WASHINGTON, Dec. 27, 2006 - It's a little-known fact that about 20 percent of servicemembers donate blood, compared to less than 5 percent of the civilian populace, the director of the U.S. military's blood program said here today.

This year, the Armed Services Blood Program will collect about 160,000 units or pints of blood products, Navy Cmdr. Michael C. Libby said during a Pentagon Channel interview.

"That's 20 percent more than last year, and that's twice as much as we did in 2001," Libby said. That's possible, he said, because of the great generosity of the program's donors.

National Volunteer Blood Donor Month is in January. That is the traditional time, Libby said, when the ASBP salutes its donors for their generosity.

"It is because of them that the program is very successful and we can support our warfighters," Libby said.

The ASBP collects blood only from servicemembers, government civilians, retirees and their family members. The U.S. military needs blood every day for critically injured troops, cancer patients, premature infants and other uses, Libby said.

The program manages 18 stateside blood donor centers, he said, and four overseas centers. Donors normally give about a pint of blood at a sitting.

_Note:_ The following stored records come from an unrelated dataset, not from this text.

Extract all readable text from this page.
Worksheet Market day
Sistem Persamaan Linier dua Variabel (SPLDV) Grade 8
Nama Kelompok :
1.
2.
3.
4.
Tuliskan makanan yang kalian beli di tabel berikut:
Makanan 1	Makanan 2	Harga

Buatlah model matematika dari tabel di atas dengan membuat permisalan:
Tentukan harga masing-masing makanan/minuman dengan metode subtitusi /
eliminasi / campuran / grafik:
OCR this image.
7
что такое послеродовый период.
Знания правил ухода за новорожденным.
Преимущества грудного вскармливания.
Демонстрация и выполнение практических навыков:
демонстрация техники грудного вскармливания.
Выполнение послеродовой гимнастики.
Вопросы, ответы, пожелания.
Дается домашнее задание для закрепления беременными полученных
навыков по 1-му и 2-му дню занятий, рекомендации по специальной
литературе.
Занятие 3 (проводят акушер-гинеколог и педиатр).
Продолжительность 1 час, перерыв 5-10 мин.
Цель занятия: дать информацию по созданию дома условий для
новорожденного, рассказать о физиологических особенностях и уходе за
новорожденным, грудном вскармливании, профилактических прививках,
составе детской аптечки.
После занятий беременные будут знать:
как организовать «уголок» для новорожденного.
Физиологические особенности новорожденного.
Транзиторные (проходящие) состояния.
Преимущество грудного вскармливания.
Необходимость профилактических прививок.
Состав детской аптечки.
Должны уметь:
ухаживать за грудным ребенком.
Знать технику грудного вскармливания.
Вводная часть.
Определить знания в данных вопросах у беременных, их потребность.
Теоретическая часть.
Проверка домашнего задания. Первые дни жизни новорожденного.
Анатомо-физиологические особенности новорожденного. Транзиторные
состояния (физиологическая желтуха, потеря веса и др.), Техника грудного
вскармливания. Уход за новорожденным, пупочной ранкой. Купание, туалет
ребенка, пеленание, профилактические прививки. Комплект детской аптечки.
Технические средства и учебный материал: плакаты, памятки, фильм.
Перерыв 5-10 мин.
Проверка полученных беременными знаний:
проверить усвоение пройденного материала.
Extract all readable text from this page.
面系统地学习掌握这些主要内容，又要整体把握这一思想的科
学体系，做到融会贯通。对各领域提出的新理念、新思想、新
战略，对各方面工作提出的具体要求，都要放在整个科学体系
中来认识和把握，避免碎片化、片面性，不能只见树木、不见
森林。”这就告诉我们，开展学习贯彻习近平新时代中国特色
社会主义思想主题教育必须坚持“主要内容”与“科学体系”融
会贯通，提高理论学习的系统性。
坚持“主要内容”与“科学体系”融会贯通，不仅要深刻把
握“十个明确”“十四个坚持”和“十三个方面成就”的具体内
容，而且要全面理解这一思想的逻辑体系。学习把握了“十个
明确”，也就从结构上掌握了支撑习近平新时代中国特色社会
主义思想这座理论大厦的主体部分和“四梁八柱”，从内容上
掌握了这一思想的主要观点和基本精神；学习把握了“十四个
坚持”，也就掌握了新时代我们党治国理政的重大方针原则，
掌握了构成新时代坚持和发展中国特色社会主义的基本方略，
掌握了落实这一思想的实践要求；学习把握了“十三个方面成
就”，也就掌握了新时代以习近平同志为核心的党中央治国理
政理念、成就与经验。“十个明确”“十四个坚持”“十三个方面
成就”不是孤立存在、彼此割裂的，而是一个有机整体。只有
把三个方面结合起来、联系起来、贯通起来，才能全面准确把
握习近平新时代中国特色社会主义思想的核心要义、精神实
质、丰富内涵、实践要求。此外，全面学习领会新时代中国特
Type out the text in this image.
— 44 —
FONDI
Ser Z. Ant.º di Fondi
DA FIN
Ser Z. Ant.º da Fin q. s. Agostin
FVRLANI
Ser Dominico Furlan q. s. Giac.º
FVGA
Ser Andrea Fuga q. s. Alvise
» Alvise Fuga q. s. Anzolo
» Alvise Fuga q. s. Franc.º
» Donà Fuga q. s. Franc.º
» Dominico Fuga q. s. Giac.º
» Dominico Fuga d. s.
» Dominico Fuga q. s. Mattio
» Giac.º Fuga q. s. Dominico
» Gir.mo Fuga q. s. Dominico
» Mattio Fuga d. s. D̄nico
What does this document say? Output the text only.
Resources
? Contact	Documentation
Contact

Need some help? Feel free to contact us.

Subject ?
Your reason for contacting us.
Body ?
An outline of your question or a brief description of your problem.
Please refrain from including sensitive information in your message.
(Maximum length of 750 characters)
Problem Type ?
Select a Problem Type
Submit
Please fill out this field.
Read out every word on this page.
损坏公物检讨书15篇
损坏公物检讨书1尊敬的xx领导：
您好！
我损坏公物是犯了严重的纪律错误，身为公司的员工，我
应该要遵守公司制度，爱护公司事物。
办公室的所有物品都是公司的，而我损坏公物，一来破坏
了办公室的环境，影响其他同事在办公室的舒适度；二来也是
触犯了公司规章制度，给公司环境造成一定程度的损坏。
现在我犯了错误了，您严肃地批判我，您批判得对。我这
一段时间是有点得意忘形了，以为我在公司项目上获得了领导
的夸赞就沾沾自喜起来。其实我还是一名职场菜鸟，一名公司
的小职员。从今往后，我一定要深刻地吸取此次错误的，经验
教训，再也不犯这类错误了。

Most people who are eligible to donate provide blood to the program, Libby said. Only a small percentage may be restricted from doing so because of their travel to certain countries or the taking of certain medications.

Specific information on these conditions may be found on the program's Web site, www.militaryblood.dod.mil.

Blood is always needed, Libby said, noting blood products normally must be replenished about 42 days after being collected. Frozen blood, on the other hand, can be stored for years.